The families of flowering plants

L. Watson and M.J. Dallwitz

Lentibulariaceae Rich.

Including Pinguiculariaceae Dum., Utriculinae (Utriculariaceae) Hoffmgg. & Link

Habit and leaf form. Herbs. ‘Normal’ plants, or switch-plants, or plants of very peculiar vegetative form; Utricularia often exhibiting no clear distinction between stems, roots and leaves, the stem bearing photosynthetic appendages equipped with animal-trapping bladders. Leaves well developed, or absent (in some Utricularia species). Plants with roots, or rootless (floating Utricularia species); carnivorous. Trapping mechanism active, or passive. The traps in the form of minute (submerged) bladders (Utricularia, Polypompholyx), or constituted by sticky leaf glands, associated with subsequent, slow enclosure of the prey by movement of the blade (Pinguicula), or consisting of ‘pitchers’ (Genlisea). Perennial; with a basal aggregation of leaves, or without conspicuous aggregations of leaves. When rooted/non-aquatic, self supporting, or epiphytic. Hydrophytic, or helophytic; when aquatic, free floating, or rooted. Leaves of hydrophytes submerged, or emergent. Heterophyllous (often, with both ‘modified’ and ‘normal’ leaves), or not heterophyllous. Leaves alternate; spiral; when identifiable ‘herbaceous’; petiolate, or subsessile; non-sheathing; when identifiable simple. Lamina entire; pinnately veined. Leaves exstipulate; leaf development not ‘graminaceous’.

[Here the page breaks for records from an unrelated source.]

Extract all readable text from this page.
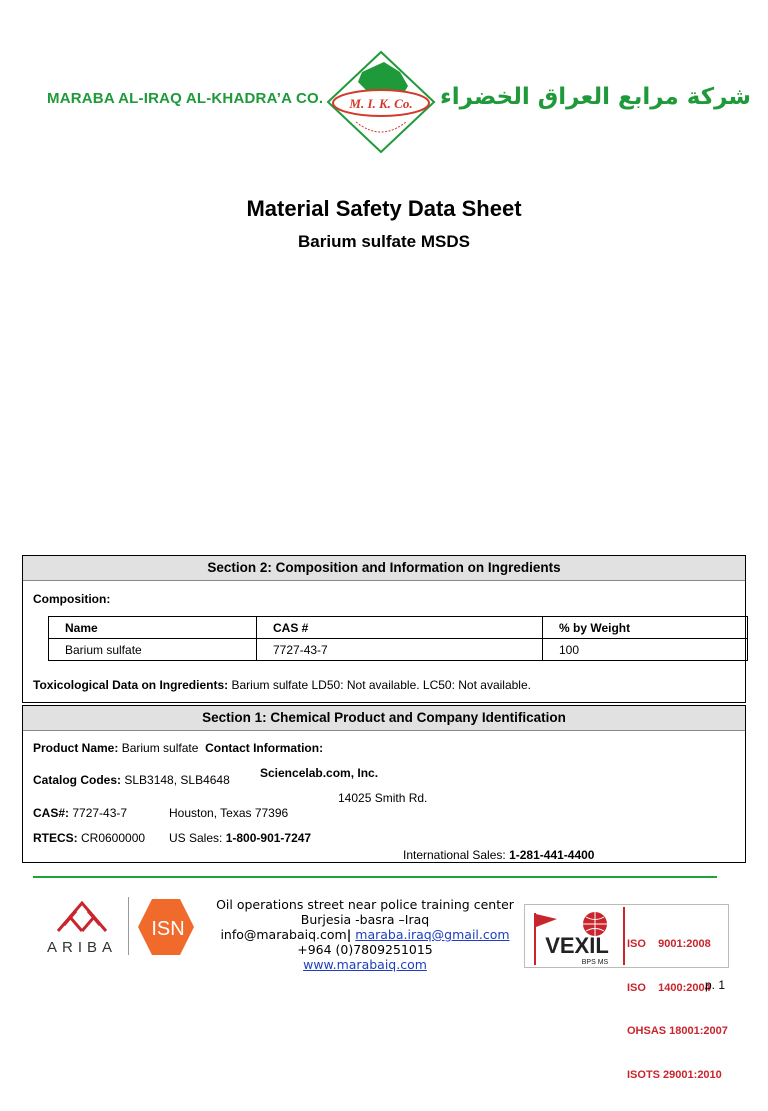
MARABA AL-IRAQ AL-KHADRA’A CO. M. I. K. Co. شركة مرابع العراق الخضراء
Material Safety Data Sheet
Barium sulfate MSDS
Section 2: Composition and Information on Ingredients
Composition:
Name	CAS #	% by Weight
Barium sulfate	7727-43-7	100
Toxicological Data on Ingredients: Barium sulfate LD50: Not available. LC50: Not available.
Section 1: Chemical Product and Company Identification
Product Name: Barium sulfate Contact Information:
Catalog Codes: SLB3148, SLB4648	Sciencelab.com, Inc.
14025 Smith Rd.
CAS#: 7727-43-7	Houston, Texas 77396
RTECS: CR0600000 US Sales: 1-800-901-7247
International Sales: 1-281-441-4400
ARIBA
ISN
Oil operations street near police training center
Burjesia -basra –Iraq
info@marabaiq.com| maraba.iraq@gmail.com
+964 (0)7809251015
www.marabaiq.com
VEXIL
BPS MS

ISO    9001:2008

ISO    1400:2004

OHSAS 18001:2007

ISOTS 29001:2010

p. 1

Leaf anatomy. Stomata present, or absent (from foliage leaves of Genlisea); mainly confined to one surface, or on both surfaces; diacytic (mostly, in Pinguicula), or anomocytic (at least sometimes, in Utricularia). Hairs present; mostly capitate and glandular. Minor leaf veins without phloem transfer cells (Pinguicula, Lentibularia).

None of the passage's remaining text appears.